Epi in cardiac arrest: use it or lose it?
Use it!
Epinephrine has been included in advanced life support algorithms since the birth of modern CPR in the 1960s. Animal and human studies demonstrate that epinephrine increases both cerebral and myocardial blood flow. Epinephrine increases the aortic diastolic pressure when injected during cardiac arrest, thereby increasing coronary perfusion pressure. Chest compressions, while lifesaving, can compress the thoracic inlet, limiting cerebral perfusion. The alpha vasoconstrictive effects of epinephrine shunt blood from the periphery to the central circulation, augmenting blood flow through the carotid and coronary arteries. Observational data of in-hospital cardiac arrest patients demonstrates an association between improved neurologically intact survival with shorter time to epinephrine.
Randomized clinical trial data further demonstrate that epinephrine improves the rate of return of spontaneous circulation (ROSC) when compared to placebo. The PARAMEDIC-2 trial published in August 2018 in the New England Journal of Medicine, is the largest randomized controlled trial of epinephrine versus placebo to date, yet the time to epinephrine was prolonged relative to prior studies (21.5 minutes versus 10 minutes). Therefore, we must question whether this is a fair trial of epinephrine when the evidence base suggests that earlier epinephrine improves outcome. Despite this limitation, epinephrine improved survival to every time point from hospital admission to three months. However, due to the very low overall survival in the epinephrine and placebo groups (3.2% and 2.4%, respectively), the trial simply was not powered to evaluate the secondary outcome of neurological disability.
Unlike other randomized controlled trials of epinephrine in cardiac arrest, the PARAMEDIC-2 trial did not control or report the proportion of patients in each group that received targeted temperature management (TTM), an intervention that has been proven to increase neurologically intact survival. Furthermore, there was no standardization of post-acute care with respect to exposure to premature withdrawal of life-sustaining therapies (WLST) prior to three days. Therefore, we are left wondering if there was a disparity between groups for successful achievement of targeted temperature management or adherence to international guidelines that recommend neuro-prognostication be delayed at least three days for accurate differentiation of irreversible brain injury from delayed clearance of sedation, analgesia and neuromuscular blockade. Recent observational data shows that while two-thirds of patients have “early awakening” at a median time of one day, one-third of patients have “late awakening” at a median time of five days, where the majority were observed to have good neurologic outcome.
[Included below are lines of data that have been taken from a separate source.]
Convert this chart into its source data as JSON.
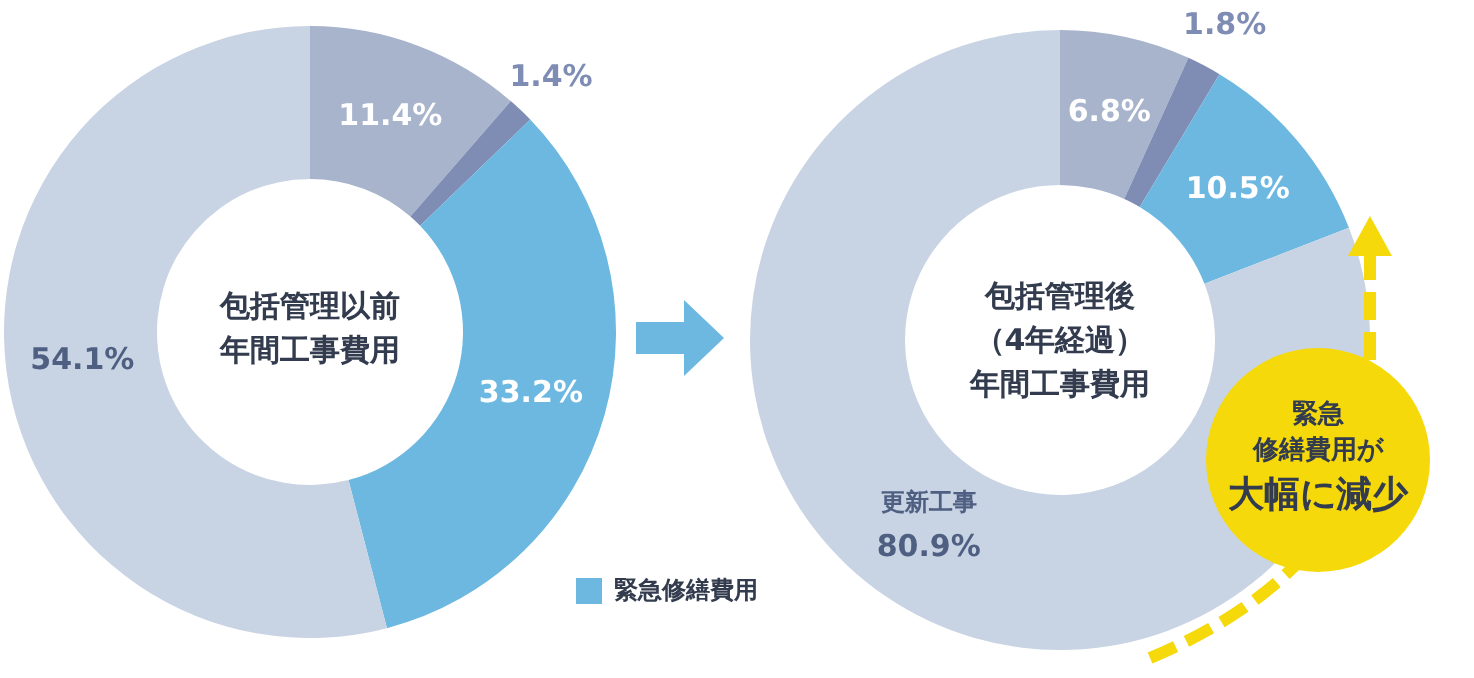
{
  "chart_data": [
    {
      "type": "donut",
      "title": "包括管理以前年間工事費用",
      "categories": [
        null,
        null,
        "緊急修繕費用",
        null
      ],
      "values": [
        11.4,
        1.4,
        33.2,
        54.1
      ],
      "value_labels": [
        "11.4%",
        "1.4%",
        "33.2%",
        "54.1%"
      ],
      "colors": [
        "#a7b4cc",
        "#7f8db5",
        "#6cb8e0",
        "#c8d3e3"
      ],
      "legend": "bottom right"
    },
    {
      "type": "donut",
      "title": "包括管理後（4年経過）年間工事費用",
      "categories": [
        null,
        null,
        null,
        "更新工事"
      ],
      "values": [
        6.8,
        1.8,
        10.5,
        80.9
      ],
      "value_labels": [
        "6.8%",
        "1.8%",
        "10.5%",
        "80.9%"
      ],
      "colors": [
        "#a7b4cc",
        "#7f8db5",
        "#6cb8e0",
        "#c8d3e3"
      ],
      "annotations": [
        "緊急",
        "修繕費用が",
        "大幅に減少"
      ]
    }
  ]
}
Ultimately, the current evidence does not adequately examine the impact of epinephrine on neurologically intact survival. To cast aside a therapy that improves survival in cardiac arrest, we must have definitive evidence that it worsens neurologic outcome, which currently does not exist. Future trials must either standardize post-arrest care with an algorithm similar to the TTM trial or at least report the proportion of patients exposed to TTM and premature WLST. Ideally, a blinded physician would utilize EEG, MRI and SSEP to assess neurologic function prior to making statements regarding neurologic prognosis that can trigger the self-fulfilling prophecy of premature WLST that results in a poor outcome (death), no matter whether a patient is merely sedated from delayed clearance or irreversibly brain injured.